The S&P/ASX200 has closed down 2 per cent at 5062.4, as slower Chinese manufacturing activity in May combined with signs that the US Federal Reserve could start rolling back its bond-buying program to send the local sharemarket to its biggest fall in two months.
At the close today, the benchmark S&P/ASX200 index was down 103 points, or 1.99 per cent, at 5062.4 points and value rose to $7.1 billion from $5.1bn yesterday while the broader All Ordinaries index was down 101.3 points, or 1.97 per cent, at 5040.8.
On the ASX 24, the June share price index futures contract was 99 points lower at 5072 with 42,457 contracts traded.
"What surprised all asset classes is that there was debate at the Fed about tapering the pace of bond purchases as soon as the June meeting," Bell Potter managing director Charlie Aitken said.
"Central banks and global investors have spent the best part of six years diversifying away from the US dollar. Now that reverses in my view and we are all underestimating the wall of money that will return to its natural home - the US dollar - from all forms of short US dollar carry trades."
Overseas selling dominated as the Australian dollar dived to a fresh 12-month low.
The Aussie was changing hands at US96.46c, having traded as low as US96.26c. The currency has fallen by more than 7 per cent against the US dollar since the start of the month.
"Feedback is that it will take a month or two to flush out the offshore investors and during that period of time the market could fall 300-400 points," said BBY institutional dealer Anson Rosewall.
Asian markets also fell sharply, with Tokyo stocks tumbling to their sharpest loss in more than two years.
The Nikkei Stock Average lost 1143.28 points, or 7.3 per cent, to 14,483.98, following the prior session's 1.6 per cent rise.
On a percentage point basis the fall was the worst since the volatility-punctuated aftermath of the March 2011 earthquake and tsunami that devastated Japan's northeast region. The Nikkei tumbled 10.55 per cent on March 15.
Participation levels were the heaviest in the history of the Tokyo Stock Exchange, topping 7.655 billion shares. The value of all trades was also very high, totalling 5.837 trillion yen.
A combination of factors contributed to the sell-off, said market players. Fresh Japanese government bond 10-year yields hitting 1 per cent was a clear negative, while weaker preliminary HSBC China Manufacturing PMI data appearing midday comprised a second sell cue.
The purchasing managers index fell to 49.6 in May, a seven-month low, compared with the final reading of 50.4 in April. A reading below 50 indicates a contraction in manufacturing activity.
"The negative Chinese indicator triggered today's selling," said Hirokazu Fujikiki, strategist with Okasan Securities. "It was no wonder if sizeable selling could emerge as Japanese shares rose quite fast recently."

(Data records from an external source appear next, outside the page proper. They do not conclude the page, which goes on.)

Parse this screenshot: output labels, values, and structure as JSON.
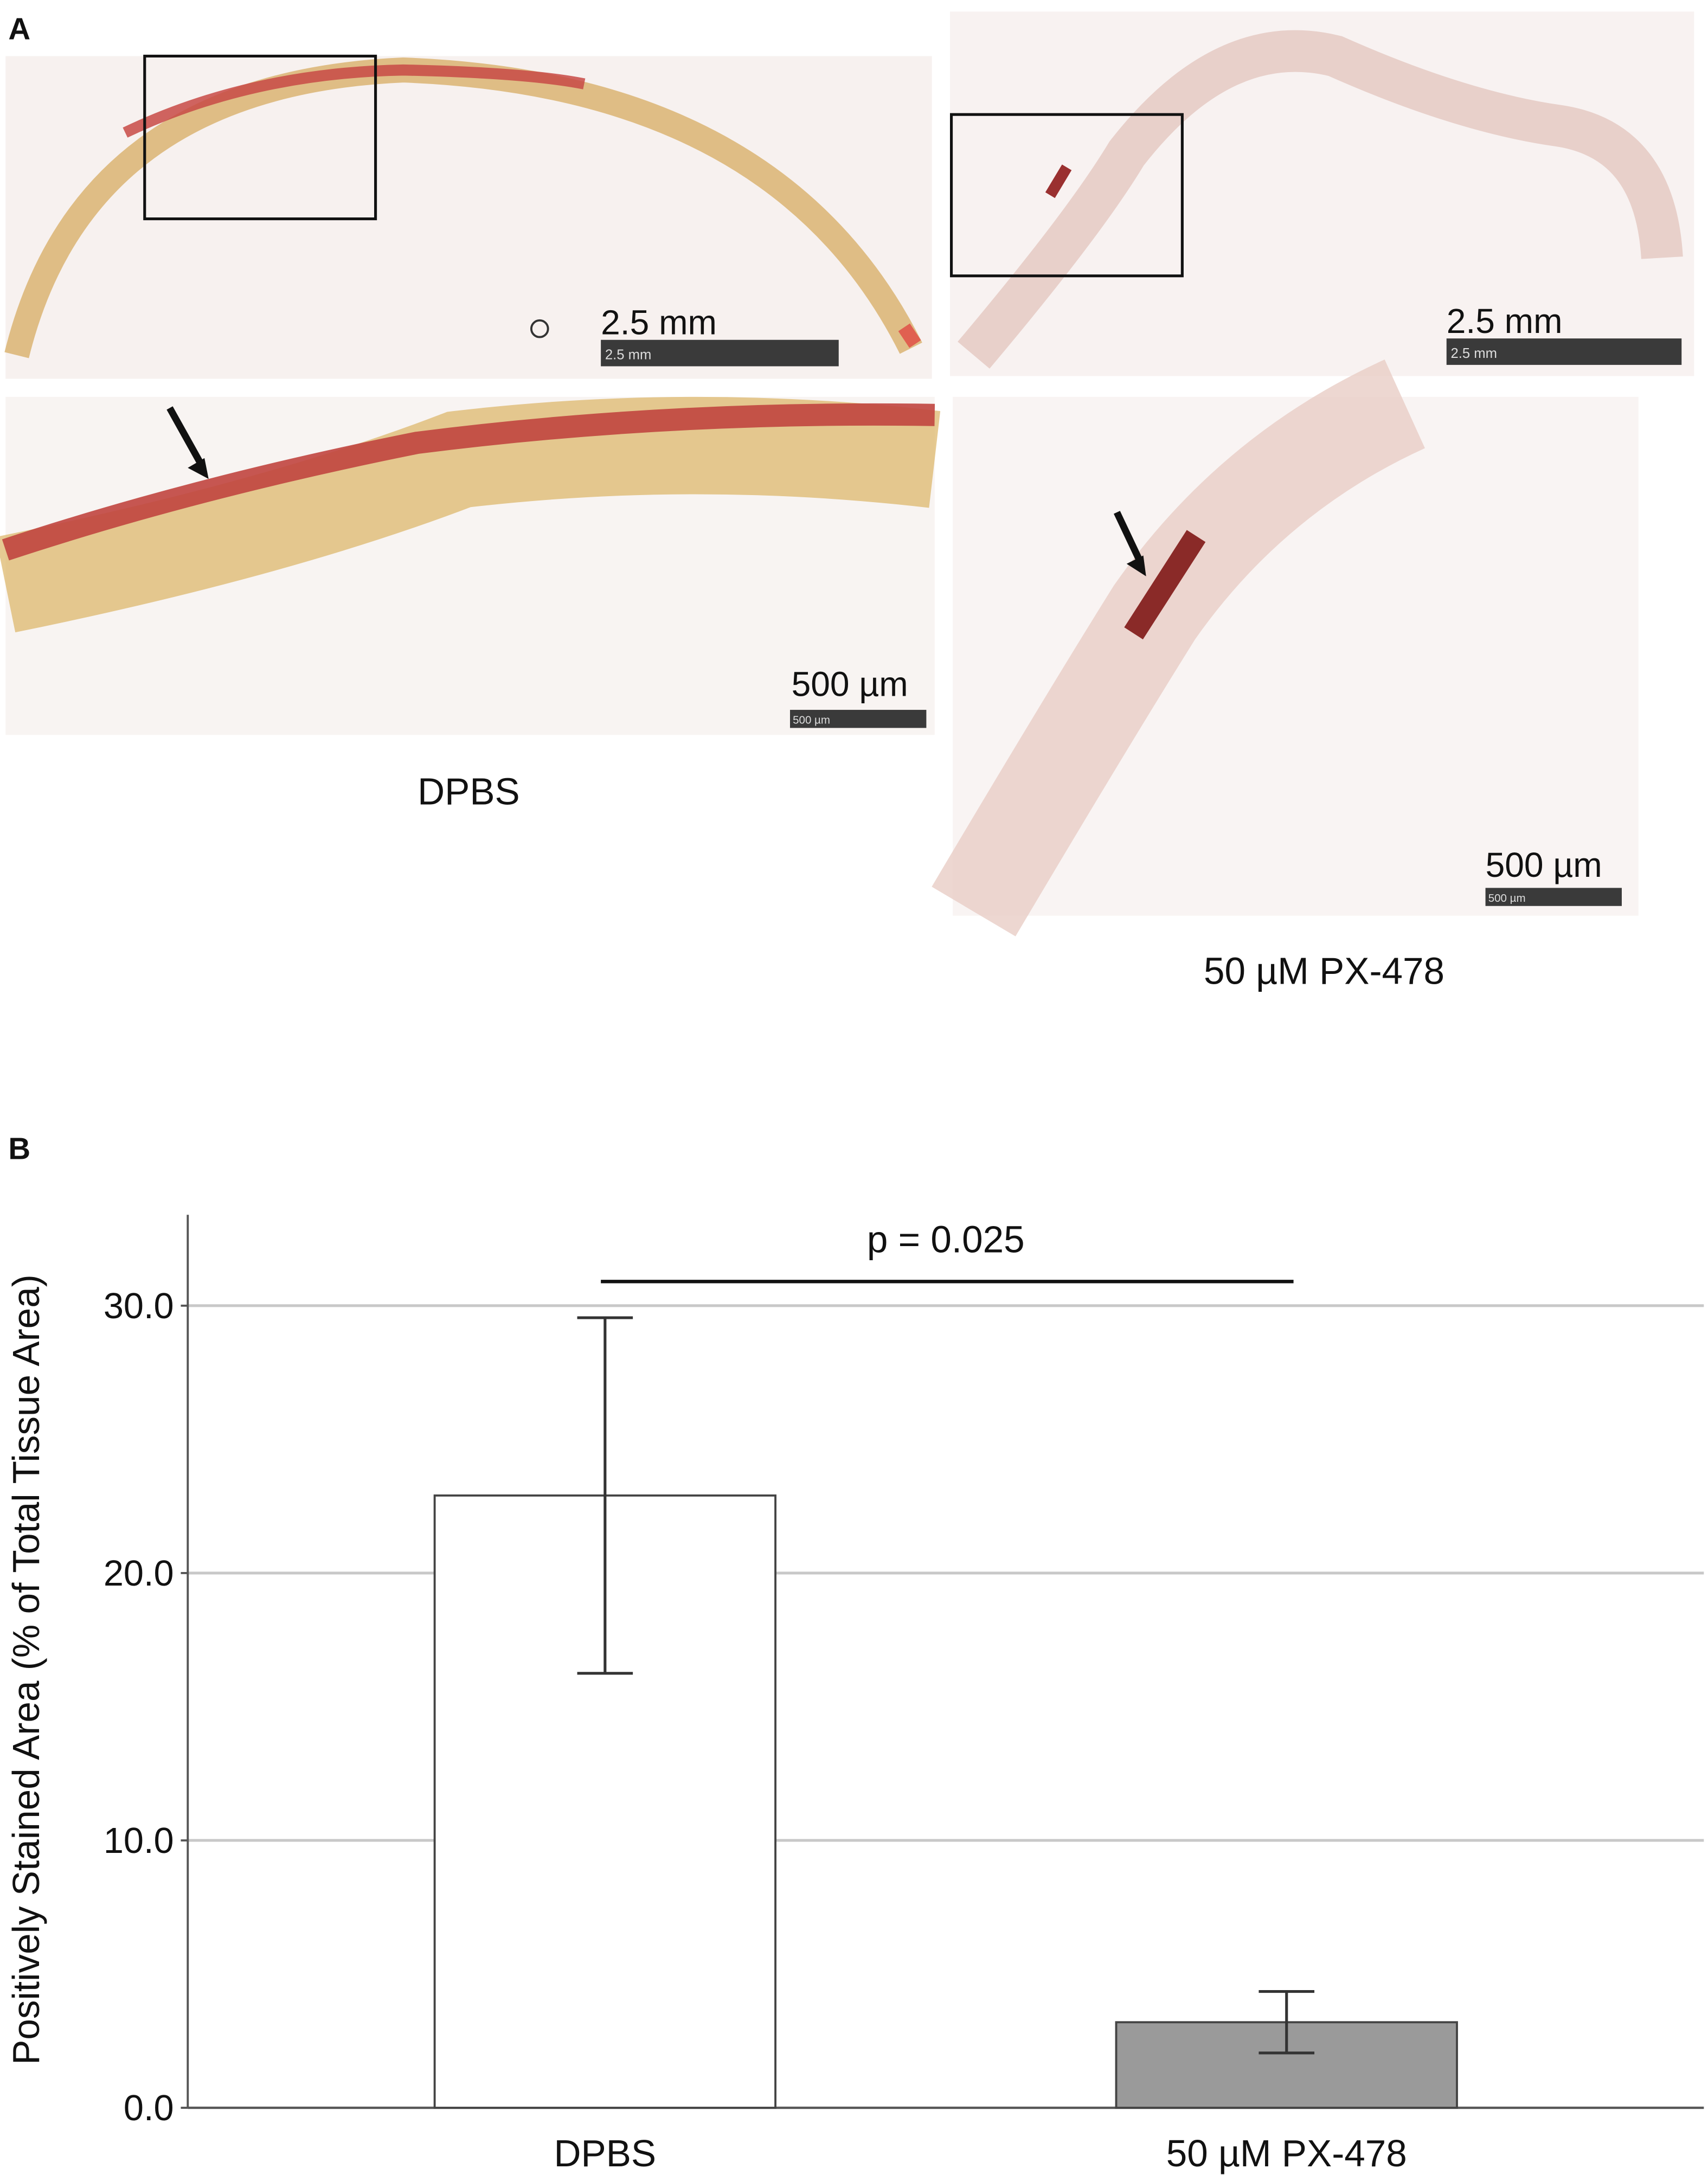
{
  "panel_a": {
    "label": "A",
    "images": [
      {
        "scale_text": "2.5 mm",
        "scale_bar_text": "2.5 mm"
      },
      {
        "scale_text": "2.5 mm",
        "scale_bar_text": "2.5 mm"
      },
      {
        "scale_text": "500 µm",
        "scale_bar_text": "500 µm"
      },
      {
        "scale_text": "500 µm",
        "scale_bar_text": "500 µm"
      }
    ],
    "captions": [
      "DPBS",
      "50 µM PX-478"
    ]
  },
  "chart_data": {
    "type": "bar",
    "panel_label": "B",
    "y_label": "Positively Stained Area (% of Total Tissue Area)",
    "categories": [
      "DPBS",
      "50 µM PX-478"
    ],
    "values": [
      22.9,
      3.2
    ],
    "errors": [
      6.65,
      1.15
    ],
    "colors": [
      "#ffffff",
      "#9a9a9a"
    ],
    "annotation": "p = 0.025",
    "ylim": [
      0,
      33.4
    ],
    "yticks": [
      {
        "value": 0,
        "label": "0.0"
      },
      {
        "value": 10,
        "label": "10.0"
      },
      {
        "value": 20,
        "label": "20.0"
      },
      {
        "value": 30,
        "label": "30.0"
      }
    ],
    "grid": true
  }
}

Hong Kong's Hang Seng Index fell 1.6 per cent, though the Shanghai Composite Index in mainland China remained resilient, gaining 0.1 per cent.
South Korea's Kospi Composite was 0.7 per cent lower.
The disappointing news from China added to the broad weakness earlier in the session after Federal Reserve chairman Ben Bernanke told lawmakers that the Fed could start reducing its $US85 billion-a-month bond-buying program.
"In the next few meetings we could take a step down" on bond purchases, Mr Bernanke said overnight.
Minutes from the central bank's last policy meeting showed that some officials were prepared to start pulling back the program as early as its June meeting. Although the group as a whole was not in complete agreement, the minutes further raised expectations that there could be a change in monetary policy.
In the local sharemarket, high-yield stocks were among the worst affected by the prospect of rising US bond yields as the market anticipated a tapering of the Fed's bond purchases.
Big banks fell between 2.8 per cent and 4.1 per cent, Telstra lost 3.7 per cent, Sydney Airports dived 3.7 per cent, toll-road operator Transurban lost 3.6 per cent and utility SP AusNet fell 6.2 per cent.
Property trusts remained weak with Goodman, Stockland, GPT and Mirvac down between 2.9 per cent and 4.2 per cent.
Among resources stocks, BHP Billiton, Rio Tinto, Newcrest and Fortescue Metals fell between 1.1 per cent and 2.8 per cent after the China manufacturing data disappointed the market.
"The cooling manufacturing activities in May reflected slower domestic demand and ongoing external headwinds," HSBC economist Qu Hongbin said in a statement. "The further signs of labor market slackness call for more policy support. Beijing still has fiscal ammunition to do so."
Non-resources offshore-income earners including News Corp, QBE, Brambles and Amcor rose between 0.8 per cent and 6.6 per cent on the back of US dollar strength.
After the close billionaire James Packer-controlled casino company Crown sold its entire 10 per cent of rival Echo Entertainment Group for about $264 million. The shares were sold to institutional investors through UBS for $3.20 each representing 7 per cent discount to today's closing price at $3.44.